3. Developments in financial statements disclosures and auditors reporting obligations
MCA has prescribed numerous disclosures in the financial statements by amending Schedule III to the Companies Act, 2013. The amendments have been brought to bring more transparency in financial reporting framework such as details of funding transactions, title deeds of immovable properties, including undisclosed income, details of benami property, ratios etc. These new/ revised disclosures would require the management to present information of prior year - auditor should assess the appropriateness of the information of the previous year.
Further, corresponding reporting requirements have also been prescribed for most of the above disclosures. Most of these reporting obligations have been prescribed under Companies (Auditor’s Report) Order, 2020 except for reporting on funding transactions – which has been prescribed under the Companies (Audit and Auditors) Rules, 2014.
4. Russia Ukraine conflict
Impairment of financial and non-financial assets
While assessing the impairment of financial instruments including trade receivables, loans and advances, the auditors should assess whether the effect of invasion has led to a significant increase in credit risk and whether these events have affected the measurement of expected credit losses/ loss allowance as per the applicable accounting framework. Auditors should carefully assess that the-models used by the entities have been updated considering the invasion/ sanctions.

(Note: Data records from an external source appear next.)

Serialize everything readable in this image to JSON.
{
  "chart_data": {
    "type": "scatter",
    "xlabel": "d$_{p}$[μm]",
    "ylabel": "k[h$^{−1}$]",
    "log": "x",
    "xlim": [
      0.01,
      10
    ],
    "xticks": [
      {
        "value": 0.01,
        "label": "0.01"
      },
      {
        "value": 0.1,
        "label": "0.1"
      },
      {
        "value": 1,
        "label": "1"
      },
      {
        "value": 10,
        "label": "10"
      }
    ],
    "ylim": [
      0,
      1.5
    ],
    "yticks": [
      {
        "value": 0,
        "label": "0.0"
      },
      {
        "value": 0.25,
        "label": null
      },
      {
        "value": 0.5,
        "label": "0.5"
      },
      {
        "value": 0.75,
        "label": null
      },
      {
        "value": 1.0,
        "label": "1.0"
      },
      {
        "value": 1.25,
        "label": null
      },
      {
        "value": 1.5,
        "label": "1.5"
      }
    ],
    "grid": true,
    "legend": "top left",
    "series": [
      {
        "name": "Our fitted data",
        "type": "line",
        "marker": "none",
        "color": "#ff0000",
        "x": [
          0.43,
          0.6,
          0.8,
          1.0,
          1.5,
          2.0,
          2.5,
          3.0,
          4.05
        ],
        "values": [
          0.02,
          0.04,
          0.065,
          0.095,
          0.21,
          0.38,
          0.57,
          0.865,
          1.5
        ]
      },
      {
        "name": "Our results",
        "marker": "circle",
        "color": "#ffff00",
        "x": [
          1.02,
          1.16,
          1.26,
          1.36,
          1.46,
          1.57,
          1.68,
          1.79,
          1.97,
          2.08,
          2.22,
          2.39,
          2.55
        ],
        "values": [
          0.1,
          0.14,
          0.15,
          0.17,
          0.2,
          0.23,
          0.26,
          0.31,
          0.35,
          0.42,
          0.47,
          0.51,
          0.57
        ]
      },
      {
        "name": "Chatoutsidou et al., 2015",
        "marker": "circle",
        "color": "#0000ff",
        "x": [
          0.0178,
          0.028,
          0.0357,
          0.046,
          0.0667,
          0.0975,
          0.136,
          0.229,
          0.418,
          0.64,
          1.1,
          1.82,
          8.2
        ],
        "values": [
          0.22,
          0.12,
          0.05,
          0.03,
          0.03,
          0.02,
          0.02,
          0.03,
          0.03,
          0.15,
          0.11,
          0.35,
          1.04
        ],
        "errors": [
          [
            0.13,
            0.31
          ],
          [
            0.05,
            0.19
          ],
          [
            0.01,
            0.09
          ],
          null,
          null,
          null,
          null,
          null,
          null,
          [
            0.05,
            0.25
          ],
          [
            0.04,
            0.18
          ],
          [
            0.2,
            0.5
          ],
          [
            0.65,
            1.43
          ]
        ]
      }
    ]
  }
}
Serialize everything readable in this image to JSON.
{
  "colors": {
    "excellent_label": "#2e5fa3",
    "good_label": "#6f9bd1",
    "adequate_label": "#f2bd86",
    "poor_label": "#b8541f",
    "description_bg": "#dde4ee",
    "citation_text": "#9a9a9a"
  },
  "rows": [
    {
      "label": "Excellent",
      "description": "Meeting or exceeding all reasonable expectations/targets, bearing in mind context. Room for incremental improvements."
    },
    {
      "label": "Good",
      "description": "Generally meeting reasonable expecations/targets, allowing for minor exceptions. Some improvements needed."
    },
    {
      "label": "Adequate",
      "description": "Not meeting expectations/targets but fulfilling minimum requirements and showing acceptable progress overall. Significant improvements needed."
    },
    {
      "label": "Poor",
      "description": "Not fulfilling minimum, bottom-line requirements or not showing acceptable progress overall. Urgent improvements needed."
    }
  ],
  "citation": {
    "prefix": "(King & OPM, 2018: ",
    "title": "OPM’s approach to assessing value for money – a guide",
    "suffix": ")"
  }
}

Auditors should also assess whether there are any indications that an asset in the scope of Ind AS 36/ AS 28 (e.g., tangible, intangible assets) may be impaired. In making this assessment or write-down of assets, the auditor should carefully consider entity’s decisions to abandon, dispose or suspend operations in Ukraine, Russia or Belarus.
Careful consideration of these policies will be required by the auditor to determine whether losses directly or indirectly attributable to the war in Ukraine are covered by insurance. The ability to claim these proceeds will depend on the specific terms of the insurance contract and interpretation of the applicable law. An entity should recognise a compensation for business interruption as a receivable when it has an unconditional right to receive the compensation.
Non availability of financial information from component auditor
Decision to abandon operations in the affected areas might restrict access of Group management to the financial information of the component. Similarly, the component auditor might not be able to perform and/or complete sufficient appropriate audit procedures. If the Group management has used the financial information of a different period while preparing the consolidated financial statements, the auditor should assess that the maximum time gap between the reporting dates of the component and the holding company donot exceed the limits prescribed under the applicable accounting framework e.g. under Ind AS 110, difference between the reporting dates should not be more than 3 months.
The principal auditor may employ alternative means or methods to obtain sufficient appropriate audit evidence e.g. outcome of any prior visits, screen sharing software or other electronic means used discuss the work with the component auditor. If principal auditor is unable to obtain adequate information or reporting from the component auditors, the principal auditor should express a qualified opinion or disclaimer of opinion because there is a limitation on the scope of audit of the consolidated financial statements.